The authors of the letter identify several key areas that have yet to be addressed:
a. The overly permissive interpretation of what constitutes
“unnecessary suffering”;
b. The inconsistent and inadequate application of animals’ welfare
needs; and
c. The exclusion of certain animals from protection.
The term “unnecessary” has been far too loosely interpreted. Harmful practices continue not because they are genuinely required, but because they are traditional, convenient, or commercially profitable. Details of these practices are set out in the letter. Commercial expediency is often enlisted as a necessity, but, as the letter points out, ” the law is clear: financial gain can never justify cruelty.”
“Under section 9 of the Act animals are entitled to a suitable environment, an appropriate diet, the ability to express normal behaviour, appropriate social contact, and protection from pain, suffering, injury, and disease. Despite this, many millions of animals continue to live in conditionsthat plainly fail to meet these minimum legal standards.”
The authors point out that robust interpretation of this law is both possible and effective, as was demonstrated by the ban on foie gras production in the UK, secured through the requirement under the Act to provide animals under the control of humans with a “suitable diet”. Force feeding geese to produce grossly oversized fatty livers is clearly not an “appropriate” way of provisioning them.
Tradition is not enough to justify suffering under the Act. The recent proposal to ban boiling lobsters and other crustaceans alive was secured through the Welfare at the Time of Killing Regulations 2015 and the Animal Sentience Act 2022 which officially recognises suffering and pain in most animals, not just mammals. This ban also demonstrates a serious weakness of the Animal Welfare Act 2006 in that it excludes whole categories of animals from its protection, most notably wild animals not deemed to be “under the control of man” and invertebrates, like crabs and lobsters.

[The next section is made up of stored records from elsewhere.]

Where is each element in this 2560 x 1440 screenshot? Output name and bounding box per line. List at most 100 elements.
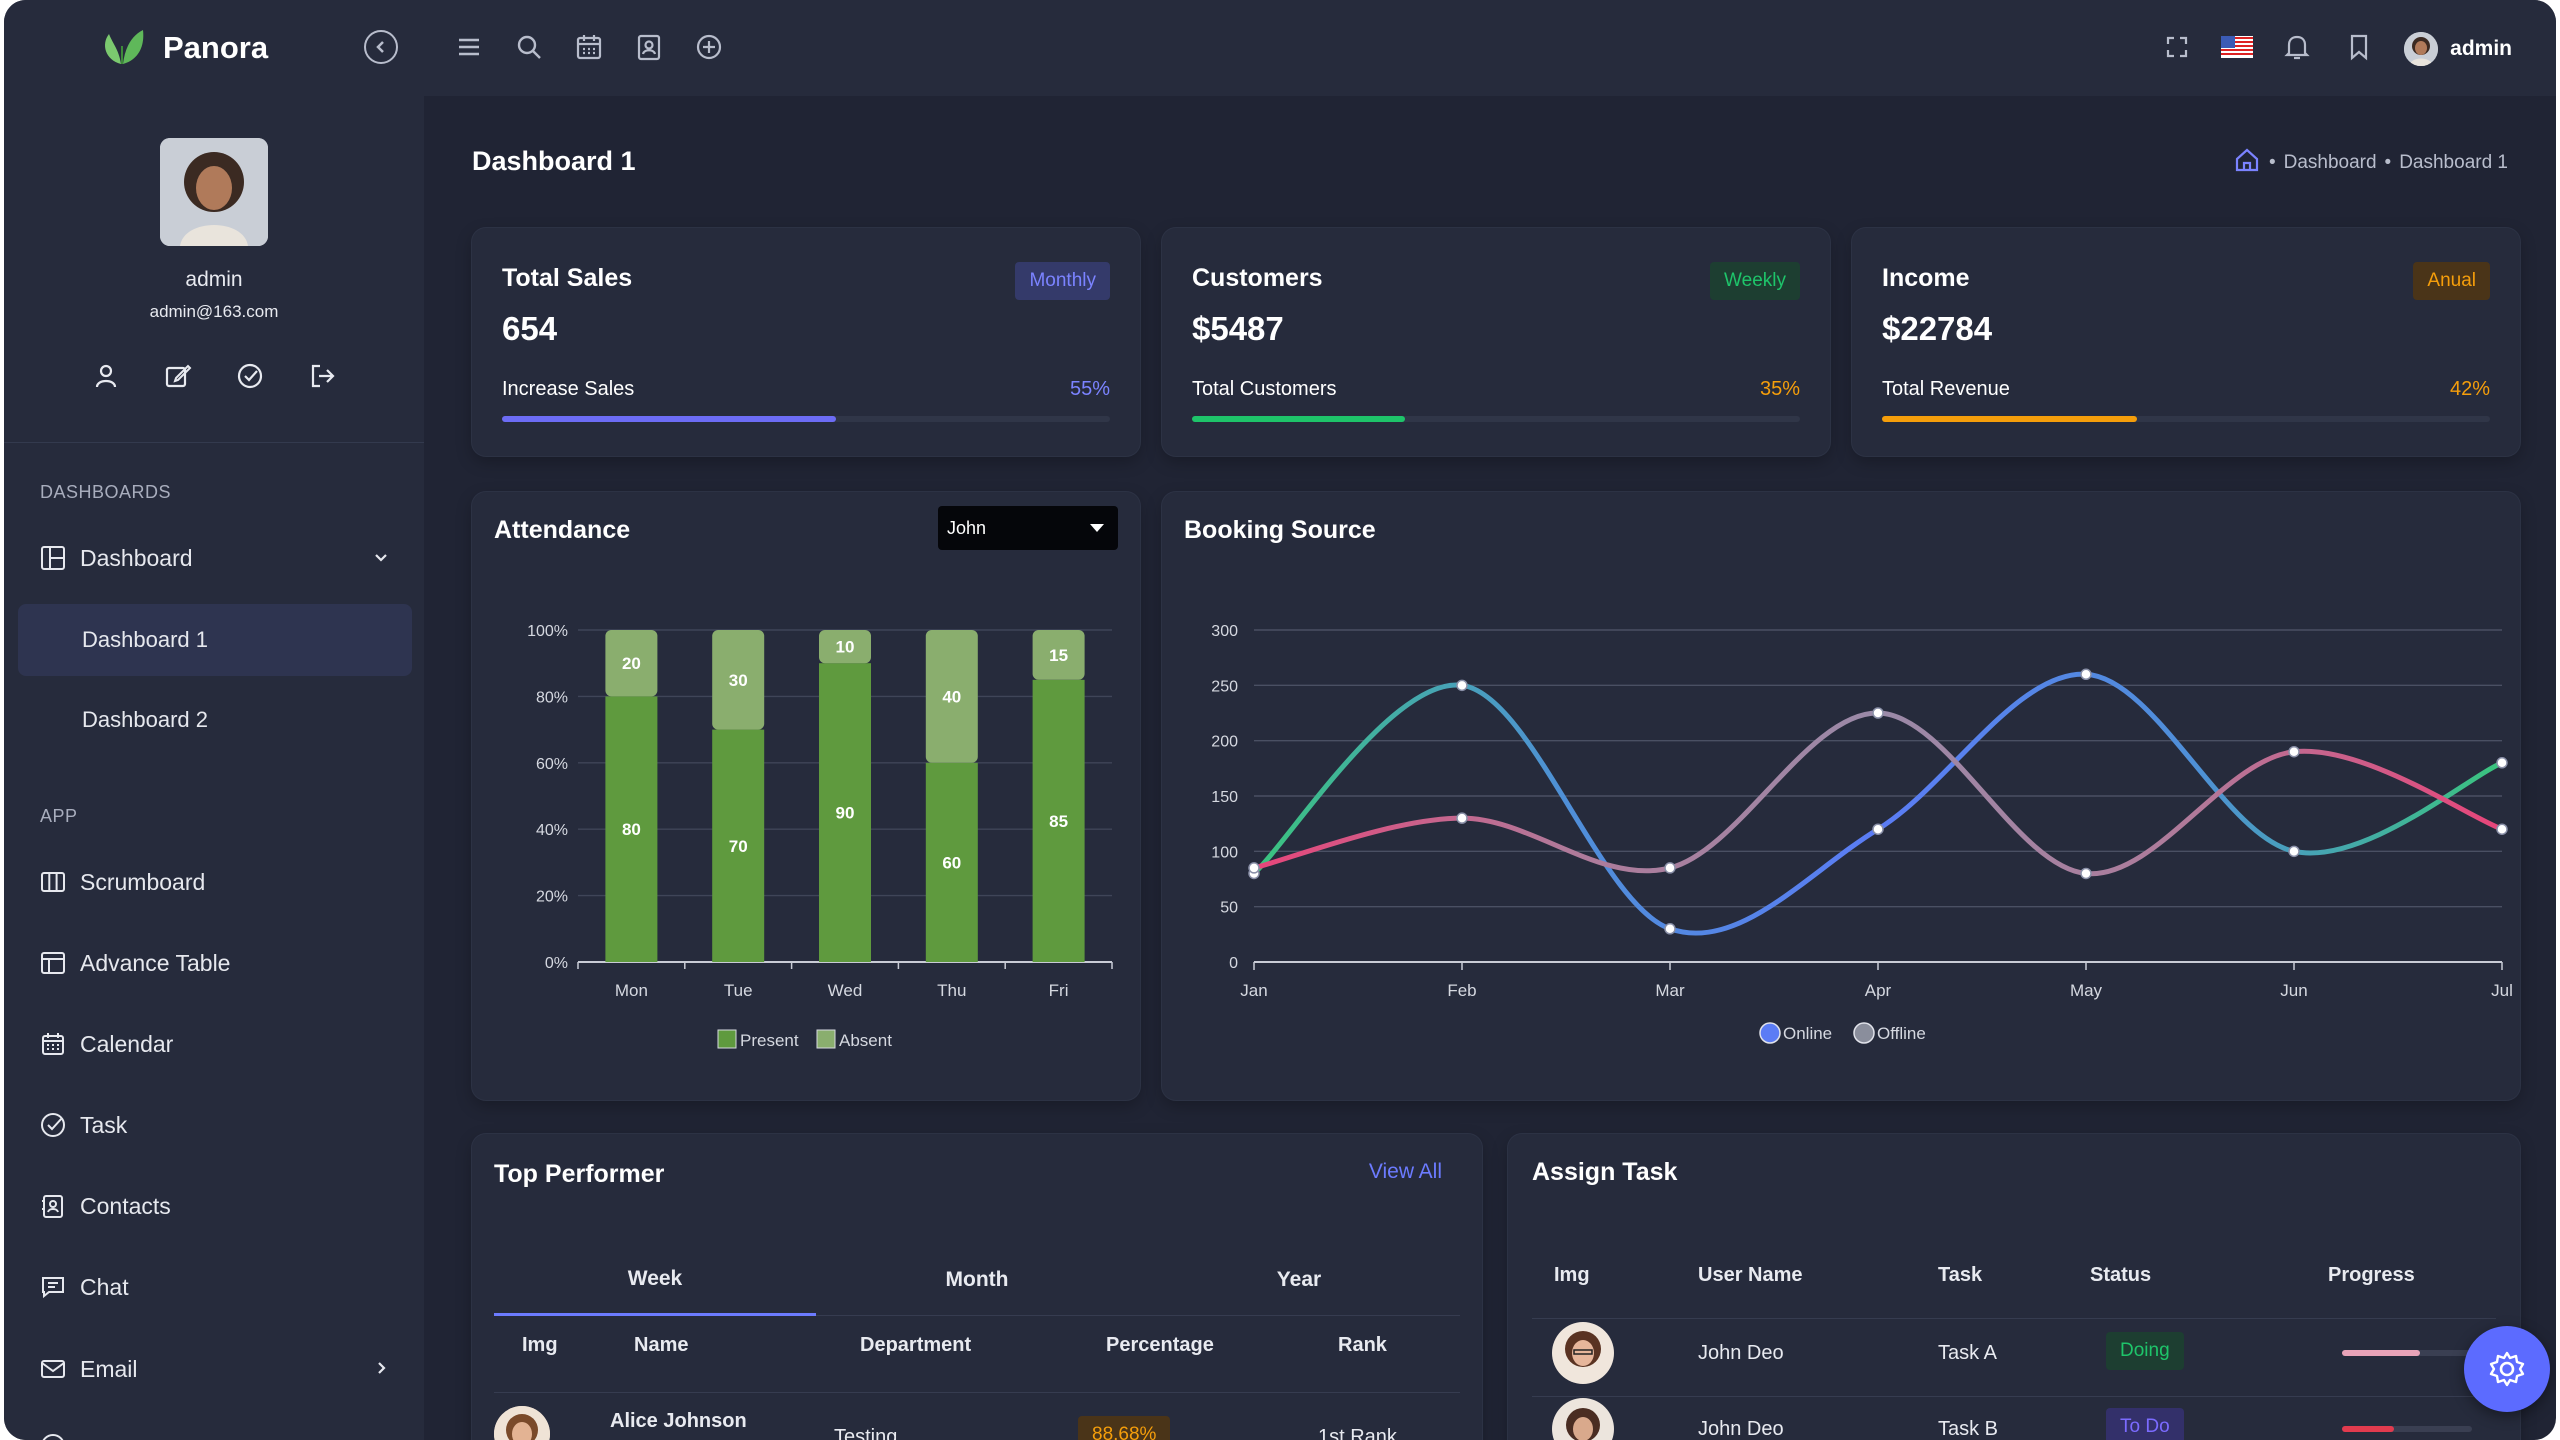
card-title: Attendance	[494, 516, 631, 544]
bar-present	[605, 696, 658, 962]
bookmark-icon[interactable]	[2342, 30, 2376, 64]
edit-icon[interactable]	[162, 360, 194, 392]
sidebar: Panora admin admin@163.com DASHBOARDS Da…	[4, 0, 424, 1440]
collapse-sidebar-button[interactable]	[364, 30, 398, 64]
calendar-icon[interactable]	[572, 30, 606, 64]
x-tick-label: Tue	[724, 981, 753, 1000]
employee-select[interactable]: John	[938, 506, 1118, 550]
data-point	[2288, 845, 2300, 858]
y-tick-label: 0%	[545, 955, 568, 972]
sidebar-subitem-dashboard-1[interactable]: Dashboard 1	[18, 604, 412, 676]
period-badge[interactable]: Monthly	[1015, 262, 1110, 300]
y-tick-label: 150	[1211, 789, 1238, 806]
period-badge[interactable]: Anual	[2413, 262, 2490, 300]
home-icon[interactable]	[2233, 146, 2261, 180]
avatar[interactable]	[160, 138, 268, 246]
sidebar-item-dashboard[interactable]: Dashboard	[40, 536, 390, 580]
performer-department: Testing	[834, 1426, 898, 1440]
data-point	[1456, 679, 1468, 692]
progress-bar	[1192, 416, 1800, 422]
data-point	[1664, 923, 1676, 935]
sidebar-item-label: Contacts	[80, 1192, 171, 1219]
mail-icon	[41, 1360, 65, 1378]
bar-absent	[1032, 630, 1085, 680]
add-circle-icon[interactable]	[692, 30, 726, 64]
bar-present	[1032, 679, 1085, 962]
data-point	[1456, 812, 1468, 824]
progress-fill	[502, 416, 837, 422]
profile-email: admin@163.com	[149, 302, 279, 321]
breadcrumb-item[interactable]: Dashboard	[2283, 152, 2377, 173]
select-value: John	[947, 517, 987, 538]
sidebar-item-scrumboard[interactable]: Scrumboard	[40, 860, 205, 904]
sidebar-item-task[interactable]: Task	[40, 1103, 127, 1147]
progress-fill	[1192, 416, 1405, 422]
tab-month[interactable]: Month	[945, 1268, 1009, 1291]
sidebar-item-contacts[interactable]: Contacts	[40, 1184, 171, 1228]
booking-source-chart: 0 50 100 150 200 250 300 Jan Feb Mar Apr May Jun Jul O…	[1211, 623, 2513, 1044]
caret-down-icon	[1090, 524, 1104, 532]
view-all-link[interactable]: View All	[1368, 1160, 1442, 1183]
x-tick-label: Jul	[2491, 981, 2513, 1000]
sidebar-item-label: Dashboard	[80, 544, 193, 571]
stat-title: Customers	[1192, 264, 1323, 292]
us-flag-icon[interactable]	[2220, 30, 2254, 64]
stat-card-income: Income $22784 Anual Total Revenue 42%	[1852, 228, 2520, 456]
assign-task-card: Assign Task Img User Name Task Status Pr…	[1508, 1134, 2520, 1440]
stat-title: Total Sales	[502, 264, 633, 292]
brand[interactable]: Panora	[99, 26, 268, 70]
column-header: User Name	[1698, 1264, 1803, 1286]
settings-button[interactable]	[2464, 1326, 2550, 1412]
legend-label: Present	[740, 1031, 799, 1050]
x-tick-label: Jan	[1240, 981, 1267, 1000]
bar-present	[819, 663, 871, 962]
breadcrumb-separator: •	[2268, 152, 2276, 173]
period-badge[interactable]: Weekly	[1710, 262, 1800, 300]
data-label: 90	[836, 804, 855, 823]
y-tick-label: 20%	[536, 889, 568, 906]
sidebar-item-calendar[interactable]: Calendar	[40, 1022, 173, 1066]
breadcrumb-item: Dashboard 1	[2399, 152, 2508, 173]
divider	[4, 442, 424, 443]
sidebar-item-more[interactable]	[40, 1424, 66, 1440]
section-app: APP	[40, 806, 78, 826]
avatar	[1552, 1398, 1614, 1440]
data-label: 80	[622, 820, 641, 839]
x-tick-label: Apr	[1865, 981, 1892, 1000]
sidebar-item-chat[interactable]: Chat	[40, 1265, 129, 1309]
bell-icon[interactable]	[2280, 30, 2314, 64]
y-tick-label: 60%	[536, 756, 568, 773]
sidebar-item-advance-table[interactable]: Advance Table	[40, 941, 230, 985]
column-header: Img	[1554, 1264, 1590, 1286]
logout-icon[interactable]	[306, 360, 338, 392]
contacts-icon	[42, 1195, 63, 1218]
performer-name: Alice Johnson	[610, 1410, 747, 1432]
task-name: Task A	[1938, 1342, 1997, 1364]
column-header: Status	[2090, 1264, 2152, 1286]
status-badge: To Do	[2106, 1408, 2184, 1440]
profile: admin admin@163.com	[4, 138, 424, 322]
booking-source-card: Booking Source 0 50 100 150 200 250 300 Jan Feb M…	[1162, 492, 2520, 1100]
sidebar-subitem-dashboard-2[interactable]: Dashboard 2	[82, 707, 208, 732]
x-tick-label: Mar	[1655, 981, 1685, 1000]
card-title: Assign Task	[1532, 1158, 1678, 1186]
search-icon[interactable]	[512, 30, 546, 64]
y-tick-label: 100%	[527, 623, 568, 640]
data-point	[1872, 823, 1884, 835]
column-header: Percentage	[1106, 1334, 1214, 1356]
stat-percent: 42%	[2449, 378, 2490, 400]
task-name: Task B	[1938, 1418, 1999, 1440]
tab-week[interactable]: Week	[494, 1244, 816, 1316]
user-menu[interactable]: admin	[2404, 32, 2512, 66]
data-point	[2496, 823, 2508, 835]
sidebar-item-email[interactable]: Email	[40, 1347, 390, 1391]
x-tick-label: Wed	[828, 981, 863, 1000]
check-circle-icon[interactable]	[234, 360, 266, 392]
contacts-icon[interactable]	[632, 30, 666, 64]
tab-year[interactable]: Year	[1276, 1268, 1322, 1291]
fullscreen-icon[interactable]	[2160, 30, 2194, 64]
avatar	[1552, 1322, 1614, 1384]
menu-icon[interactable]	[452, 30, 486, 64]
user-icon[interactable]	[90, 360, 122, 392]
divider	[1532, 1396, 2496, 1397]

“Excluding animals from protection also sends a damaging message about whose lives matter, rather than recognising them as sentient beings capable of suffering. This position is increasingly at odds with scientific evidence, which consistently demonstrates sentience across a wide range of species.
…If the Animal Welfare Act is to remain credible and fit for purpose, it must reflect suffering itself as the trigger for protection, rather than an artificial test of ownership, domestication, or control.”
The authors urge upon DEFRA a proper logical interpretation of the 2006 Act’s commitments, which then would allow regulations passed under the Act to be used to “give full and effective practical effect to these commitments.”
This anniversary, it is noted, provides a clear opportunity and responsibility to reset the interpretation of the Act, ensure consistency, and confirm the principle that all animals deserve adequate protection. “Animals cannot wait another 20 years for the protections they are already legally entitled to receive.”